Acts 11:25-30 (NIV)
Then Barnabas went to Tarsus to look for Saul, and when he found him, he brought him to Antioch. So for a whole year Barnabas and Saul met with the church and taught great numbers of people. The disciples were called Christians first at Antioch.
During this time some prophets came down from Jerusalem to Antioch. One of them, named Agabus, stood up and through the Spirit predicted that a severe famine would spread over the entire Roman world. (This happened during the reign of Claudius.) The disciples, each according to his ability, decided to provide help for the brothers living in Judea. This they did, sending their gift to the elders by Barnabas and Saul.

Ever since the apostles had sent Saul away from Jerusalem so that things would quiet down a bit, he had been quietly working in his home areas of Tarsus in Cilicia, northwest of Antioch. God had used this down-time to show him more of His plan for him and, like so many before him, he was kept in a holding pattern until the time was right for him to get back in the game.

That time had now come, and Barnabas, full of the Holy Spirit and of wisdom, sensed it. He saw the leadership needs that were present in the Antioch Church and heard the voice of God clearly directing him to Saul. So, he left at once for Antioch to find him.

At the same time, Saul recognized that it was God’s leading that he should go with Barnabas to strengthen and encourage the Antioch Church. He was a gifted teacher and prophet (one who speaks the words of God to the people), and the Church was indeed strengthened through his ministry.
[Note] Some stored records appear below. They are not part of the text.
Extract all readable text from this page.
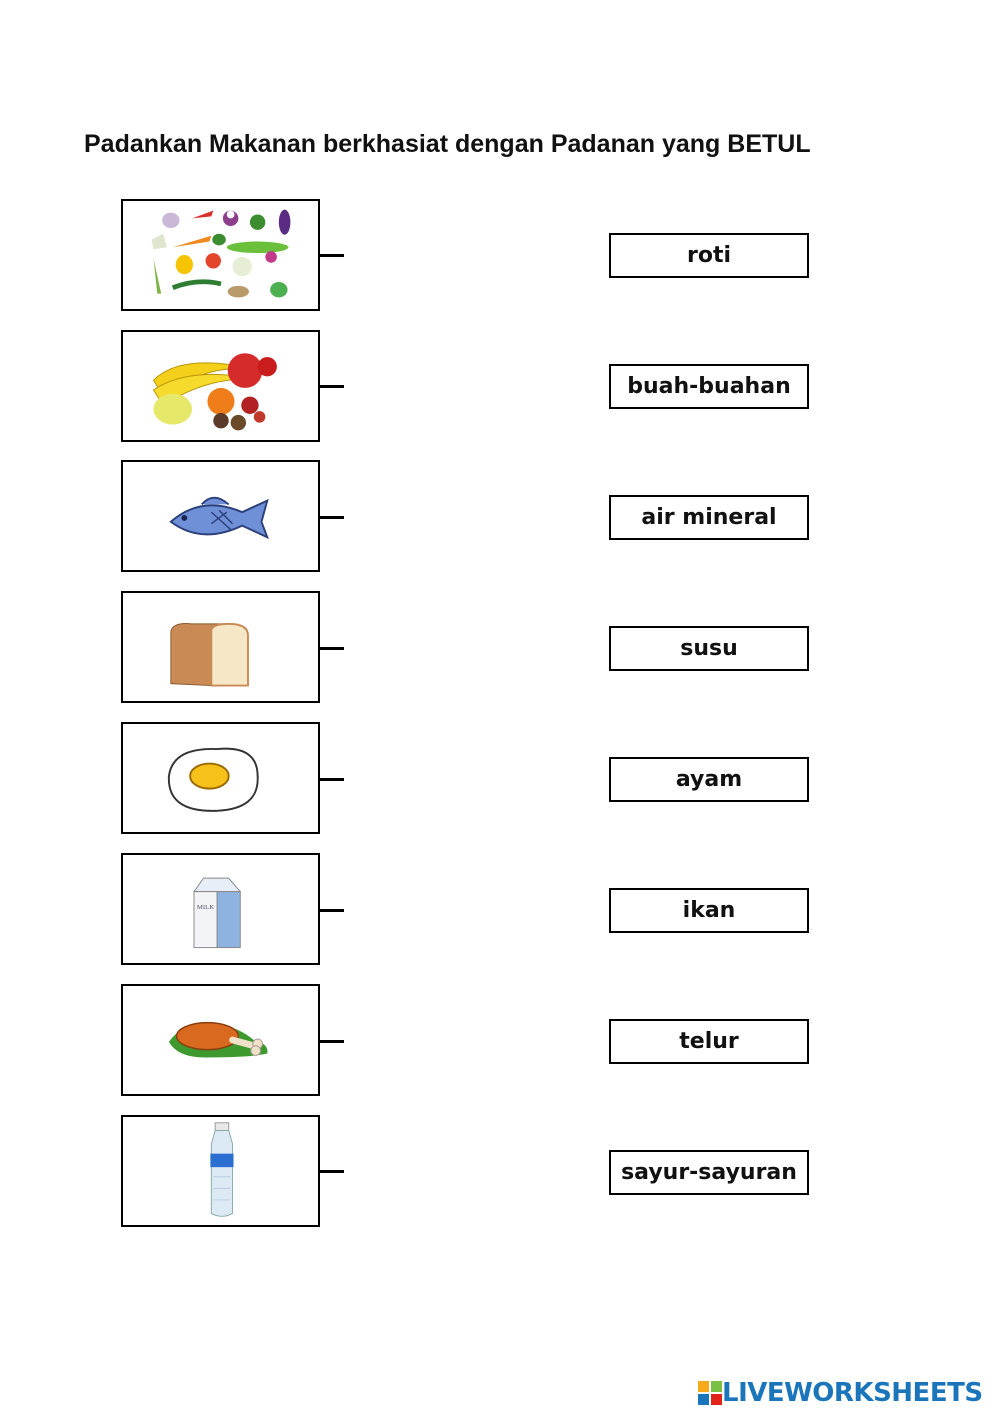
Padankan Makanan berkhasiat dengan Padanan yang BETUL
MILK
roti
buah-buahan
air mineral
susu
ayam
ikan
telur
sayur-sayuran
LIVEWORKSHEETS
The word Christian, first applied to believers in Antioch during this time, carries the sense of one who is specially devoted to the Christ (Messiah), as well as one who is like Christ in character and action. And, in the case of the Antiochian disciples, both were true. Whether this term was originally derogatory or not, the Scripture here gives no indication, it points to the fact that the non-believers in Antioch saw the devotion and character of those who were believers, and in them saw a reflection of Jesus Himself.

The prophet Agabus appears twice in the book of Acts, here and in Acts 21:10-11, both times as a bearer of bad news. In this instance, he was warning the believers through the area of a coming famine that would soon ravage the Empire.
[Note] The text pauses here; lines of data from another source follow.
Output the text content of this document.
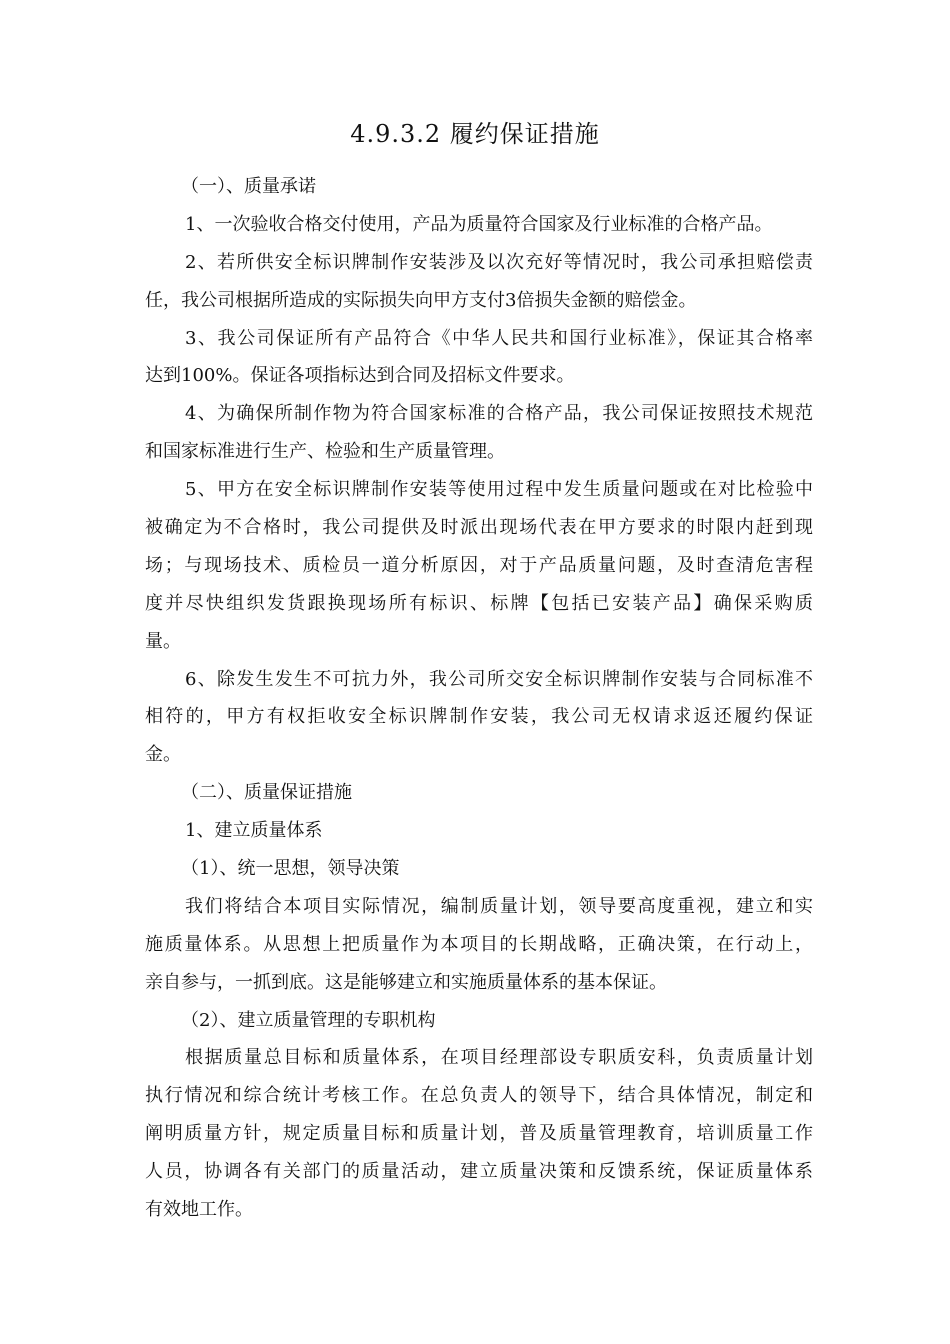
4.9.3.2 履约保证措施

（一）、质量承诺

1、一次验收合格交付使用，产品为质量符合国家及行业标准的合格产品。

2、若所供安全标识牌制作安装涉及以次充好等情况时，我公司承担赔偿责

任，我公司根据所造成的实际损失向甲方支付3倍损失金额的赔偿金。

3、我公司保证所有产品符合《中华人民共和国行业标准》，保证其合格率

达到100%。保证各项指标达到合同及招标文件要求。

4、为确保所制作物为符合国家标准的合格产品，我公司保证按照技术规范

和国家标准进行生产、检验和生产质量管理。

5、甲方在安全标识牌制作安装等使用过程中发生质量问题或在对比检验中

被确定为不合格时，我公司提供及时派出现场代表在甲方要求的时限内赶到现

场；与现场技术、质检员一道分析原因，对于产品质量问题，及时查清危害程

度并尽快组织发货跟换现场所有标识、标牌【包括已安装产品】确保采购质

量。

6、除发生发生不可抗力外，我公司所交安全标识牌制作安装与合同标准不

相符的，甲方有权拒收安全标识牌制作安装，我公司无权请求返还履约保证

金。

（二）、质量保证措施

1、建立质量体系

（1）、统一思想，领导决策

我们将结合本项目实际情况，编制质量计划，领导要高度重视，建立和实

施质量体系。从思想上把质量作为本项目的长期战略，正确决策，在行动上，

亲自参与，一抓到底。这是能够建立和实施质量体系的基本保证。

（2）、建立质量管理的专职机构

根据质量总目标和质量体系，在项目经理部设专职质安科，负责质量计划

执行情况和综合统计考核工作。在总负责人的领导下，结合具体情况，制定和

阐明质量方针，规定质量目标和质量计划，普及质量管理教育，培训质量工作

人员，协调各有关部门的质量活动，建立质量决策和反馈系统，保证质量体系

有效地工作。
The famine left the area around Antioch largely untouched so the believers there, mostly gentile converts, decided to send provisions and funds to the brothers and sisters in Judea, which had been very hard hit, an act conforming not only to Jesus’ general “Golden Rule” (Matthew 7:12), but even to his more specific standard of self-sacrificial love for those in the Church (John 13:34-35). They gathered all they could possibly spare and sent it south, with Paul and Barnabas overseeing the transportation and ensuring that the gift made it into the proper hands.
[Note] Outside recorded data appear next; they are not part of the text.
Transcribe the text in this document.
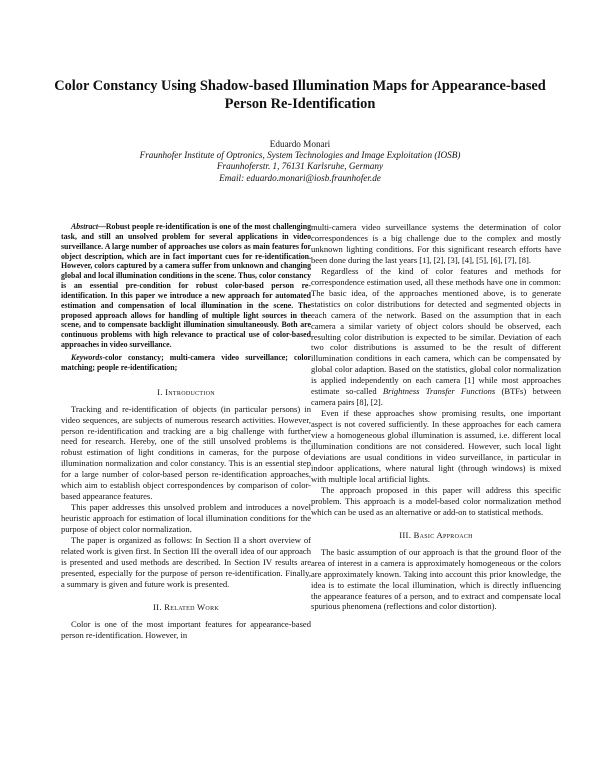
Color Constancy Using Shadow-based Illumination Maps for Appearance-based Person Re-Identification
Eduardo Monari
Fraunhofer Institute of Optronics, System Technologies and Image Exploitation (IOSB)
Fraunhoferstr. 1, 76131 Karlsruhe, Germany
Email: eduardo.monari@iosb.fraunhofer.de

Abstract—Robust people re-identification is one of the most challenging task, and still an unsolved problem for several applications in video surveillance. A large number of approaches use colors as main features for object description, which are in fact important cues for re-identification. However, colors captured by a camera suffer from unknown and changing global and local illumination conditions in the scene. Thus, color constancy is an essential pre-condition for robust color-based person re-identification. In this paper we introduce a new approach for automated estimation and compensation of local illumination in the scene. The proposed approach allows for handling of multiple light sources in the scene, and to compensate backlight illumination simultaneously. Both are continuous problems with high relevance to practical use of color-based approaches in video surveillance.

Keywords-color constancy; multi-camera video surveillance; color matching; people re-identification;

I. Introduction

Tracking and re-identification of objects (in particular persons) in video sequences, are subjects of numerous research activities. However, person re-identification and tracking are a big challenge with further need for research. Hereby, one of the still unsolved problems is the robust estimation of light conditions in cameras, for the purpose of illumination normalization and color constancy. This is an essential step for a large number of color-based person re-identification approaches, which aim to establish object correspondences by comparison of color-based appearance features.

This paper addresses this unsolved problem and introduces a novel heuristic approach for estimation of local illumination conditions for the purpose of object color normalization.

The paper is organized as follows: In Section II a short overview of related work is given first. In Section III the overall idea of our approach is presented and used methods are described. In Section IV results are presented, especially for the purpose of person re-identification. Finally, a summary is given and future work is presented.

II. Related Work

Color is one of the most important features for appearance-based person re-identification. However, in

multi-camera video surveillance systems the determination of color correspondences is a big challenge due to the complex and mostly unknown lighting conditions. For this significant research efforts have been done during the last years [1], [2], [3], [4], [5], [6], [7], [8].

Regardless of the kind of color features and methods for correspondence estimation used, all these methods have one in common: The basic idea, of the approaches mentioned above, is to generate statistics on color distributions for detected and segmented objects in each camera of the network. Based on the assumption that in each camera a similar variety of object colors should be observed, each resulting color distribution is expected to be similar. Deviation of each two color distributions is assumed to be the result of different illumination conditions in each camera, which can be compensated by global color adaption. Based on the statistics, global color normalization is applied independently on each camera [1] while most approaches estimate so-called Brightness Transfer Functions (BTFs) between camera pairs [8], [2].

Even if these approaches show promising results, one important aspect is not covered sufficiently. In these approaches for each camera view a homogeneous global illumination is assumed, i.e. different local illumination conditions are not considered. However, such local light deviations are usual conditions in video surveillance, in particular in indoor applications, where natural light (through windows) is mixed with multiple local artificial lights.

The approach proposed in this paper will address this specific problem. This approach is a model-based color normalization method which can be used as an alternative or add-on to statistical methods.

III. Basic Approach

The basic assumption of our approach is that the ground floor of the area of interest in a camera is approximately homogeneous or the colors are approximately known. Taking into account this prior knowledge, the idea is to estimate the local illumination, which is directly influencing the appearance features of a person, and to extract and compensate local spurious phenomena (reflections and color distortion).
Father, your guiding hand was so evident in all these activities: helping Barnabas to find Saul, letting Saul know that this was Your calling, the success in deepening the Antiochian disciples, Agabus’ warning, and Your moving the hearts of the Antiochian Christians to send relief to the Church in Jerusalem. Help me, Lord, to listen for Your voice with that same intensity, to hear jut as clearly as they all did, and to respond with the same celerity. Amen.